I'm building a Kafka -> Flink -> Kafka pipeline that works with delineated "session" data. My input Kafka topic has data in the following format and constitutes one session for session_key
:
start_event(session_key, some_other_data...)
entry_event(session_key, some_other_data...)
entry_event(session_key, some_other_data...)
...
entry_event(session_key, some_other_data...)
end_event(session_key, some_other_data...)
Each session like this is about 100 events long, comes in quickly (every 1-2 seconds), all events share the same session_key
, and I'm transforming the session into a series of 20 or so events that go into the output topic. To build these events, I need to know about the entire session, so I need to wait for the end_event
to arrive to be able to run the processing and push output events to the output topic.

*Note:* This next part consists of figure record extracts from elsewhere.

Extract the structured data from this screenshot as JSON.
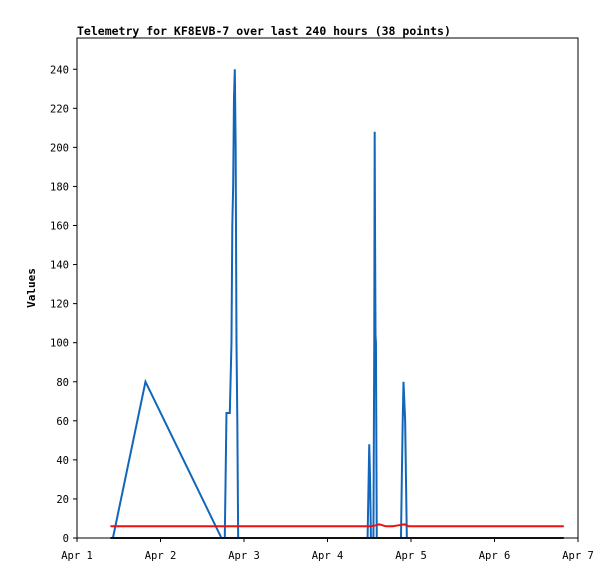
{
  "chart_data": {
    "type": "line",
    "title": "Telemetry for KF8EVB-7 over last 240 hours (38 points)",
    "xlabel": "",
    "ylabel": "Values",
    "x_tick_labels": [
      "Apr 1",
      "Apr 2",
      "Apr 3",
      "Apr 4",
      "Apr 5",
      "Apr 6",
      "Apr 7"
    ],
    "xlim": [
      1.0,
      7.0
    ],
    "y_ticks": [
      0,
      20,
      40,
      60,
      80,
      100,
      120,
      140,
      160,
      180,
      200,
      220,
      240
    ],
    "ylim": [
      0,
      256
    ],
    "grid": false,
    "series": [
      {
        "color": "#1166bb",
        "points": [
          [
            1.43,
            0
          ],
          [
            1.82,
            80
          ],
          [
            2.73,
            0
          ],
          [
            2.75,
            0
          ],
          [
            2.77,
            0
          ],
          [
            2.79,
            64
          ],
          [
            2.83,
            64
          ],
          [
            2.85,
            100
          ],
          [
            2.86,
            160
          ],
          [
            2.87,
            180
          ],
          [
            2.88,
            225
          ],
          [
            2.89,
            240
          ],
          [
            2.9,
            200
          ],
          [
            2.91,
            100
          ],
          [
            2.92,
            60
          ],
          [
            2.93,
            0
          ],
          [
            4.48,
            0
          ],
          [
            4.5,
            48
          ],
          [
            4.51,
            30
          ],
          [
            4.52,
            0
          ],
          [
            4.55,
            0
          ],
          [
            4.56,
            100
          ],
          [
            4.565,
            208
          ],
          [
            4.57,
            150
          ],
          [
            4.575,
            104
          ],
          [
            4.58,
            100
          ],
          [
            4.59,
            0
          ],
          [
            4.88,
            0
          ],
          [
            4.89,
            30
          ],
          [
            4.9,
            58
          ],
          [
            4.91,
            80
          ],
          [
            4.92,
            70
          ],
          [
            4.93,
            60
          ],
          [
            4.94,
            30
          ],
          [
            4.95,
            0
          ],
          [
            4.97,
            0
          ]
        ]
      },
      {
        "color": "#ee1111",
        "points": [
          [
            1.4,
            6
          ],
          [
            4.52,
            6
          ],
          [
            4.58,
            6.5
          ],
          [
            4.62,
            7
          ],
          [
            4.66,
            6.5
          ],
          [
            4.7,
            6
          ],
          [
            4.78,
            6
          ],
          [
            4.85,
            6.5
          ],
          [
            4.92,
            7
          ],
          [
            4.97,
            6
          ],
          [
            6.83,
            6
          ]
        ]
      },
      {
        "color": "#111111",
        "points": [
          [
            1.4,
            0
          ],
          [
            6.83,
            0
          ]
        ]
      }
    ]
  }
}
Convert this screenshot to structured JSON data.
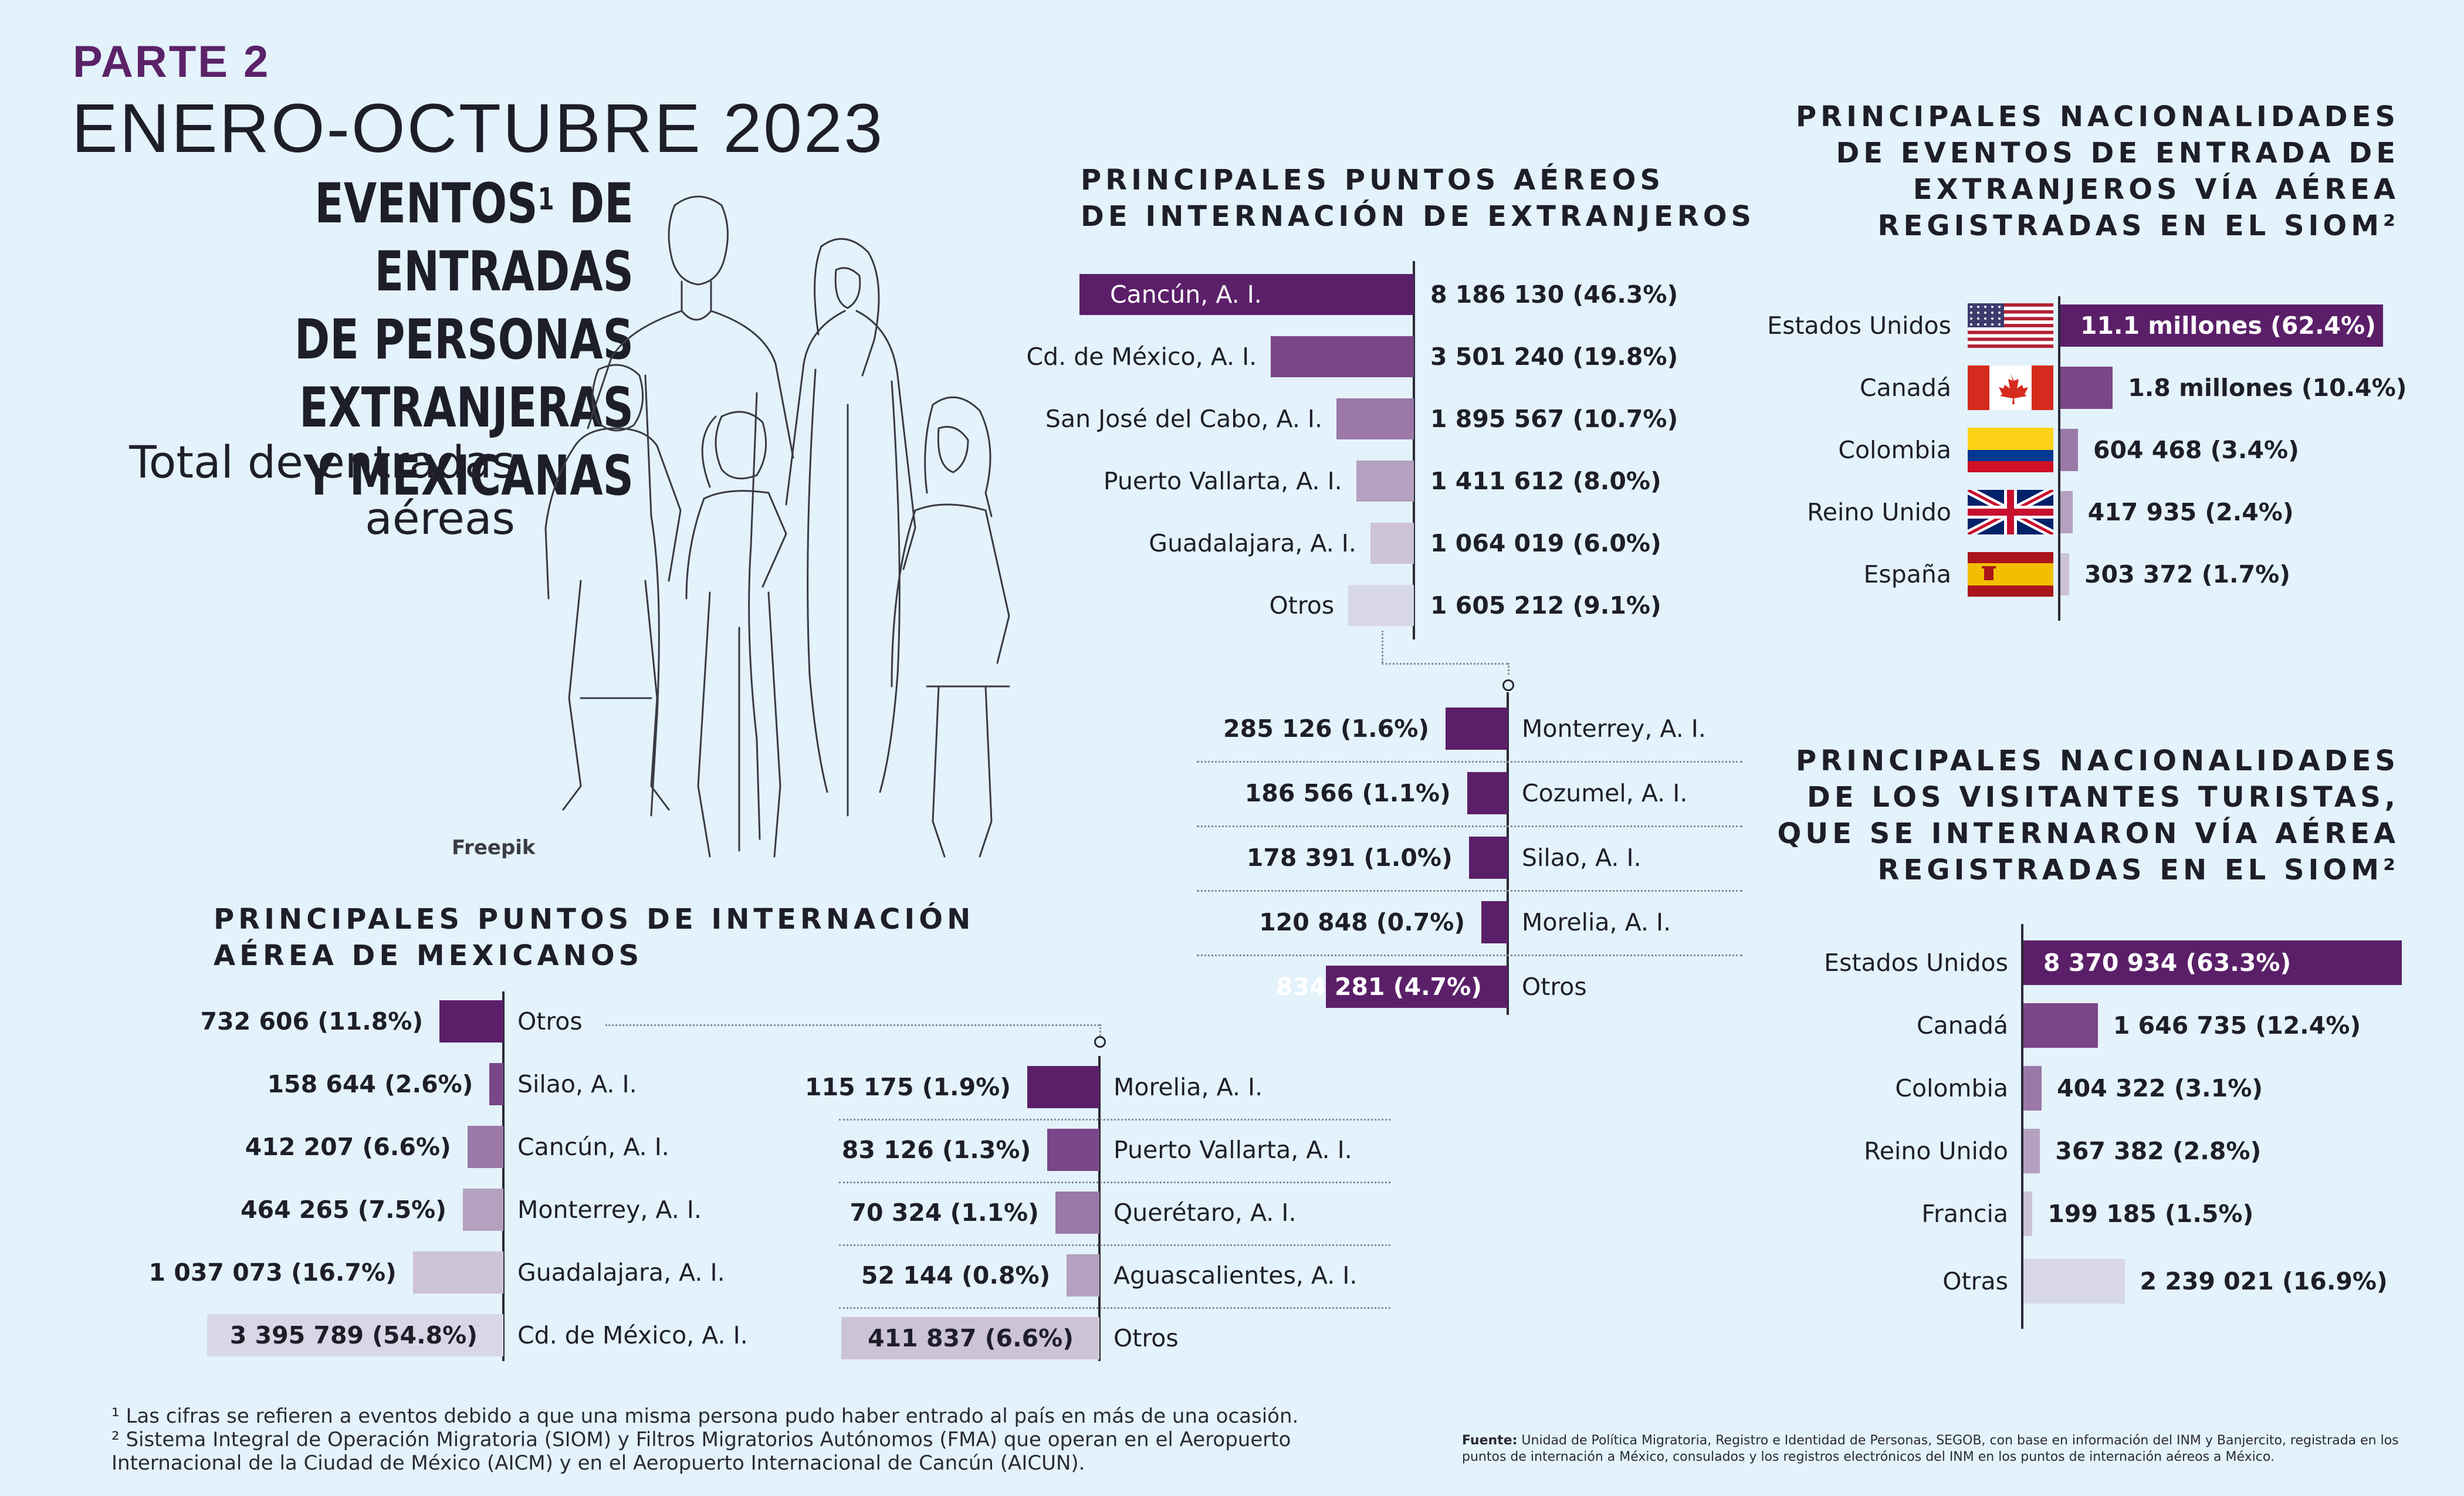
{
  "header": {
    "parte": "PARTE 2",
    "period": "ENERO-OCTUBRE 2023",
    "title_lines": [
      "EVENTOS",
      "DE PERSONAS",
      "EXTRANJERAS",
      "Y MEXICANAS"
    ],
    "title_first_suffix": " DE ENTRADAS",
    "title_footnote_mark": "1",
    "subtitle_lines": [
      "Total de entradas",
      "aéreas"
    ],
    "image_credit": "Freepik"
  },
  "colors": {
    "dark": "#5b1f69",
    "mid": "#7a4687",
    "light": "#9b78a7",
    "lighter": "#b4a0bf",
    "pale": "#cdc3d6",
    "palest": "#d7d7e6",
    "background": "#e3f2fb"
  },
  "chart_data": [
    {
      "type": "bar",
      "title": "PRINCIPALES PUNTOS AÉREOS DE INTERNACIÓN DE EXTRANJEROS",
      "title_lines": [
        "PRINCIPALES PUNTOS AÉREOS",
        "DE INTERNACIÓN DE EXTRANJEROS"
      ],
      "categories": [
        "Cancún, A. I.",
        "Cd. de México, A. I.",
        "San José del Cabo, A. I.",
        "Puerto Vallarta, A. I.",
        "Guadalajara, A. I.",
        "Otros"
      ],
      "values": [
        8186130,
        3501240,
        1895567,
        1411612,
        1064019,
        1605212
      ],
      "labels": [
        "8 186 130  (46.3%)",
        "3 501 240  (19.8%)",
        "1 895 567  (10.7%)",
        "1 411 612  (8.0%)",
        "1 064 019  (6.0%)",
        "1 605 212  (9.1%)"
      ]
    },
    {
      "type": "bar",
      "title": "",
      "categories": [
        "Monterrey, A. I.",
        "Cozumel, A. I.",
        "Silao, A. I.",
        "Morelia, A. I.",
        "Otros"
      ],
      "values": [
        285126,
        186566,
        178391,
        120848,
        834281
      ],
      "labels": [
        "285 126 (1.6%)",
        "186 566 (1.1%)",
        "178 391  (1.0%)",
        "120 848  (0.7%)",
        "834 281  (4.7%)"
      ]
    },
    {
      "type": "bar",
      "title": "PRINCIPALES NACIONALIDADES DE EVENTOS DE ENTRADA DE EXTRANJEROS VÍA AÉREA REGISTRADAS EN EL SIOM",
      "title_lines": [
        "PRINCIPALES NACIONALIDADES",
        "DE EVENTOS DE ENTRADA DE",
        "EXTRANJEROS VÍA AÉREA",
        "REGISTRADAS EN EL SIOM²"
      ],
      "categories": [
        "Estados Unidos",
        "Canadá",
        "Colombia",
        "Reino Unido",
        "España"
      ],
      "values": [
        11100000,
        1800000,
        604468,
        417935,
        303372
      ],
      "labels": [
        "11.1 millones (62.4%)",
        "1.8 millones (10.4%)",
        "604 468 (3.4%)",
        "417 935 (2.4%)",
        "303 372  (1.7%)"
      ],
      "flags": [
        "usa-flag-icon",
        "canada-flag-icon",
        "colombia-flag-icon",
        "uk-flag-icon",
        "spain-flag-icon"
      ]
    },
    {
      "type": "bar",
      "title": "PRINCIPALES NACIONALIDADES DE LOS VISITANTES TURISTAS, QUE SE INTERNARON VÍA AÉREA REGISTRADAS EN EL SIOM",
      "title_lines": [
        "PRINCIPALES NACIONALIDADES",
        "DE LOS VISITANTES TURISTAS,",
        "QUE SE INTERNARON VÍA AÉREA",
        "REGISTRADAS EN EL SIOM²"
      ],
      "categories": [
        "Estados Unidos",
        "Canadá",
        "Colombia",
        "Reino Unido",
        "Francia",
        "Otras"
      ],
      "values": [
        8370934,
        1646735,
        404322,
        367382,
        199185,
        2239021
      ],
      "labels": [
        "8 370 934 (63.3%)",
        "1 646 735 (12.4%)",
        "404 322 (3.1%)",
        "367 382  (2.8%)",
        "199 185  (1.5%)",
        "2 239 021  (16.9%)"
      ]
    },
    {
      "type": "bar",
      "title": "PRINCIPALES PUNTOS DE INTERNACIÓN AÉREA DE MEXICANOS",
      "title_lines": [
        "PRINCIPALES PUNTOS DE INTERNACIÓN",
        "AÉREA DE MEXICANOS"
      ],
      "categories": [
        "Otros",
        "Silao, A. I.",
        "Cancún, A. I.",
        "Monterrey, A. I.",
        "Guadalajara, A. I.",
        "Cd. de México, A. I."
      ],
      "values": [
        732606,
        158644,
        412207,
        464265,
        1037073,
        3395789
      ],
      "labels": [
        "732 606  (11.8%)",
        "158 644  (2.6%)",
        "412 207  (6.6%)",
        "464 265  (7.5%)",
        "1 037 073  (16.7%)",
        "3 395 789  (54.8%)"
      ]
    },
    {
      "type": "bar",
      "title": "",
      "categories": [
        "Morelia, A. I.",
        "Puerto Vallarta, A. I.",
        "Querétaro, A. I.",
        "Aguascalientes, A. I.",
        "Otros"
      ],
      "values": [
        115175,
        83126,
        70324,
        52144,
        411837
      ],
      "labels": [
        "115 175  (1.9%)",
        "83 126  (1.3%)",
        "70 324  (1.1%)",
        "52 144  (0.8%)",
        "411 837  (6.6%)"
      ]
    }
  ],
  "footnotes": [
    "¹ Las cifras se refieren a eventos debido a que una misma persona pudo haber entrado al país en más de una ocasión.",
    "² Sistema Integral de Operación Migratoria (SIOM) y Filtros Migratorios Autónomos (FMA) que operan en el Aeropuerto",
    "Internacional de la Ciudad de México (AICM) y en el Aeropuerto Internacional de Cancún (AICUN)."
  ],
  "source": {
    "label": "Fuente:",
    "text": "Unidad de Política Migratoria, Registro e Identidad de Personas, SEGOB, con base en información del INM y Banjercito, registrada en los puntos de internación a México, consulados y los registros electrónicos del INM en los puntos de internación aéreos a México."
  }
}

The implementation is fairly simple - key by session_key
, store start_event
into ValueState
, entries into ListState
, and then when end_event
arrives, run the processing logic over all events and push the results into the output Kafka topic.
My question is around checkpointing and possible failures - let's say checkpointing starts after end_event
makes it out of Kafka. The offset is committed to Kafka and the checkpointing barrier gets to my processing operator which fails right before it (Kafka is down now).
How should I correctly recover from this? If the Kafka offset is already committed, and no end_event
will ever make it out of Kafka for that session_key
, how do I trigger the processing operator for my saved state later on? Or would the Kafka offset not be committed in this scenario and end_event
will go thru Flink once more?